Hello all, I'm new here and have just started writing a sci-fi novel. The trouble is, to understand the situation of the world and the motives of the characters, there is a large amount of background information that needs to be conveyed to the reader, on the history of this world the state of society etc. I was wondering whether it was best to get it all out of the way near the beginning in a separate, almost flash-back like section, which may seem a bit disjointed and forced, or to weave in the different elements a bit at a time. However, using this method, the reader may spend a while wondering what is going on if the back-story is not entirely clear. Thanks, Scott
First step is to figure out what backstory the reader really needs. Then I'd work it in to the story in an organic fashion as the story progresses. Putting in an infodump at the start of the story to give the backstory is not a good idea, in my view. The reader doesn't necessarily have to know everything from page 1. Look at Gardens of the Moon, by Steven Erikson, for example. That world has as much history and backstory as any fantasy world, yet Erikson provides almost none of it directly to the reader. You just piece it together as you go. Front-loading a book with backstory is a good way to get many readers (and editors) to put it down.
I agree completely with Steerpike on this. The rules of thumb I use are: a) don't give the reader more backstory than they need, and b) don't give it to them until they need it, or later if you can get away with it. The second part is what I'd draw particular attention to. It's a bad idea to spoon feed your reader, you have to trust them to be able to deal with some mystery. In most books it's the thing that would keep you turning the page. The reader wondering what is going on will not kill a book on its own. You can (and should) lead them on a bit.
Steerpike is on target. The reader knows it's a SF story and will be open to learning. Plus, just dumping information without context or ways to anchor it to the current situation and characters is generally an ineffective method to convey meaningful/required backstory.
I (obviously) don't know your story so here's a list I think you should keep in mind when choosing to include flashbacks: If this is in a different world/timeframe, don't compare it to how it is on Earth now. Just make it clear that it isn't now or Earth. That's all that is needed. The reader can learn more about the world as they continue to read. Are the characters goals so obscure/unconventional that it actually needs a flashback to explain? If they aren't you can find another way to work it in more subtly. Just really think if this information is not given to the reader now, will the whole story make no sense? Some mystery is great; finding the right balance can be hard. Before adding the flashbacks, see if tweaking your story/narrative a bit can help.

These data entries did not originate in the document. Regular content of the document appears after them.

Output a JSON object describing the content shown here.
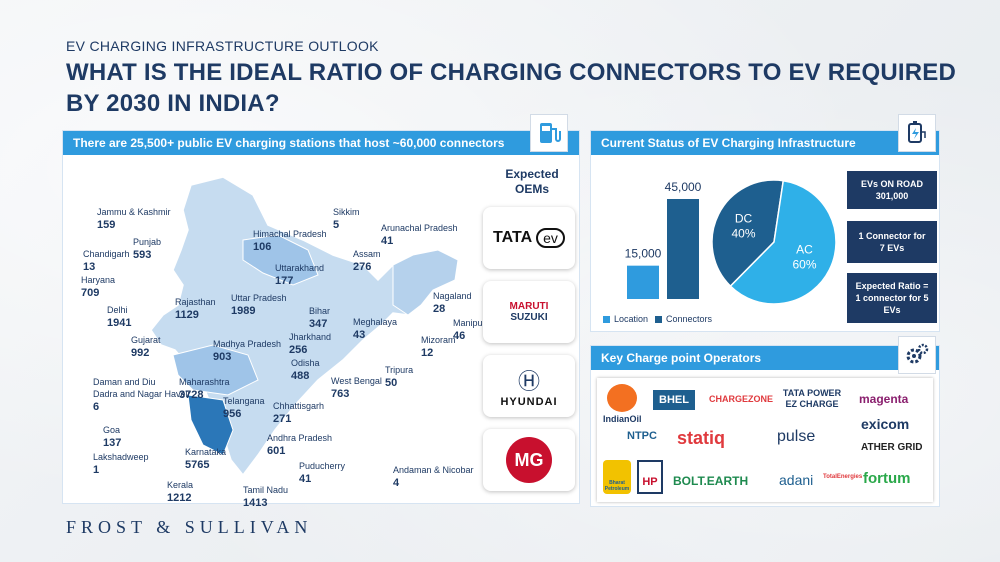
{
  "header": {
    "eyebrow": "EV CHARGING INFRASTRUCTURE OUTLOOK",
    "title": "WHAT IS THE IDEAL RATIO OF CHARGING CONNECTORS TO EV REQUIRED BY 2030 IN INDIA?"
  },
  "left_panel": {
    "header": "There are 25,500+ public EV charging stations that host ~60,000 connectors",
    "oems_title_line1": "Expected",
    "oems_title_line2": "OEMs",
    "oems": [
      {
        "name": "TATA",
        "sub": "ev"
      },
      {
        "name": "MARUTI",
        "sub": "SUZUKI"
      },
      {
        "name": "HYUNDAI",
        "sub": ""
      },
      {
        "name": "MG",
        "sub": ""
      }
    ]
  },
  "states": [
    {
      "name": "Jammu & Kashmir",
      "value": "159"
    },
    {
      "name": "Punjab",
      "value": "593"
    },
    {
      "name": "Chandigarh",
      "value": "13"
    },
    {
      "name": "Haryana",
      "value": "709"
    },
    {
      "name": "Delhi",
      "value": "1941"
    },
    {
      "name": "Himachal Pradesh",
      "value": "106"
    },
    {
      "name": "Uttarakhand",
      "value": "177"
    },
    {
      "name": "Uttar Pradesh",
      "value": "1989"
    },
    {
      "name": "Rajasthan",
      "value": "1129"
    },
    {
      "name": "Gujarat",
      "value": "992"
    },
    {
      "name": "Madhya Pradesh",
      "value": "903"
    },
    {
      "name": "Daman and Diu",
      "value": ""
    },
    {
      "name": "Dadra and Nagar Haveli",
      "value": "6"
    },
    {
      "name": "Maharashtra",
      "value": "3728"
    },
    {
      "name": "Goa",
      "value": "137"
    },
    {
      "name": "Lakshadweep",
      "value": "1"
    },
    {
      "name": "Karnataka",
      "value": "5765"
    },
    {
      "name": "Kerala",
      "value": "1212"
    },
    {
      "name": "Tamil Nadu",
      "value": "1413"
    },
    {
      "name": "Puducherry",
      "value": "41"
    },
    {
      "name": "Andhra Pradesh",
      "value": "601"
    },
    {
      "name": "Telangana",
      "value": "956"
    },
    {
      "name": "Chhattisgarh",
      "value": "271"
    },
    {
      "name": "Odisha",
      "value": "488"
    },
    {
      "name": "Jharkhand",
      "value": "256"
    },
    {
      "name": "Bihar",
      "value": "347"
    },
    {
      "name": "West Bengal",
      "value": "763"
    },
    {
      "name": "Sikkim",
      "value": "5"
    },
    {
      "name": "Arunachal Pradesh",
      "value": "41"
    },
    {
      "name": "Assam",
      "value": "276"
    },
    {
      "name": "Meghalaya",
      "value": "43"
    },
    {
      "name": "Nagaland",
      "value": "28"
    },
    {
      "name": "Manipur",
      "value": "46"
    },
    {
      "name": "Mizoram",
      "value": "12"
    },
    {
      "name": "Tripura",
      "value": "50"
    },
    {
      "name": "Andaman & Nicobar",
      "value": "4"
    }
  ],
  "status_panel": {
    "header": "Current Status of EV Charging Infrastructure",
    "info": [
      {
        "line1": "EVs ON ROAD",
        "line2": "301,000"
      },
      {
        "line1": "1 Connector for",
        "line2": "7 EVs"
      },
      {
        "line1": "Expected Ratio =",
        "line2": "1 connector for 5 EVs"
      }
    ]
  },
  "operators_panel": {
    "header": "Key Charge point Operators",
    "logos": [
      "IndianOil",
      "BHEL",
      "CHARGEZONE",
      "TATA POWER EZ CHARGE",
      "magenta",
      "NTPC",
      "statiq",
      "pulse",
      "exicom",
      "ATHER GRID",
      "Bharat Petroleum",
      "HP",
      "BOLT.EARTH",
      "adani",
      "TotalEnergies",
      "fortum"
    ]
  },
  "chart_data": [
    {
      "type": "bar",
      "categories": [
        "Location",
        "Connectors"
      ],
      "values": [
        15000,
        45000
      ],
      "data_labels": [
        "15,000",
        "45,000"
      ],
      "colors": [
        "#2f9bde",
        "#1e5f8f"
      ],
      "legend": [
        "Location",
        "Connectors"
      ],
      "legend_position": "bottom"
    },
    {
      "type": "pie",
      "categories": [
        "DC",
        "AC"
      ],
      "values": [
        40,
        60
      ],
      "data_labels": [
        "40%",
        "60%"
      ],
      "colors": [
        "#1e5f8f",
        "#2fb0e8"
      ]
    }
  ],
  "footer": {
    "brand": "FROST & SULLIVAN"
  },
  "colors": {
    "accent": "#2f9bde",
    "navy": "#1e3a64",
    "map_light": "#c6dcf0",
    "map_mid": "#9fc4e8",
    "map_dark": "#2b77b8"
  }
}
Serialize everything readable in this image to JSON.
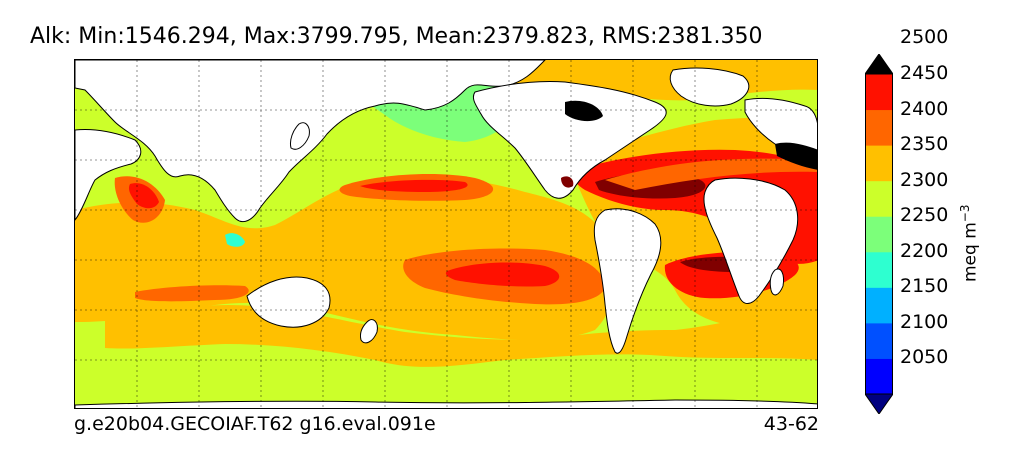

There probably isn't. I bet they can fill in most of it themselves. It might not be the backstory you had planned, but as long as you have planned the backstory then the situation will be consistent so let the reader make what sense of it they will.
My suggestion (and I don't think it's original with me) is: - Pretend you already wrote all the backstory. - Start writing your book accordingly. - When you're done, read it, and have others read it, and see if you actually need to write any of the backstory. I'll bet that you'll need little to none.
I agree with Banzai and Steerpike. The only thing I will add to it is that maybe a prologue is needed if you have that much back story to tell. In almost every high fantasy I read there is a prologue and it is warranted and needed every time I encounter one. It all depends on what your back story entails. In my current work I have a very short 459 word count prologue. It is all the back information that I could not just randomly info dump here and there throughout the story. It had to be said and understood before the story begins. But with that said, I constrained myself to the bare minimum for the same reasons Banzai and Steerpike have given you.
Just to build on Jhunter's post (which I hope he won't mind!) a prologue shouldn't be an excuse to info dump at the beginning, and should add to rather than substitute a well-weaved story.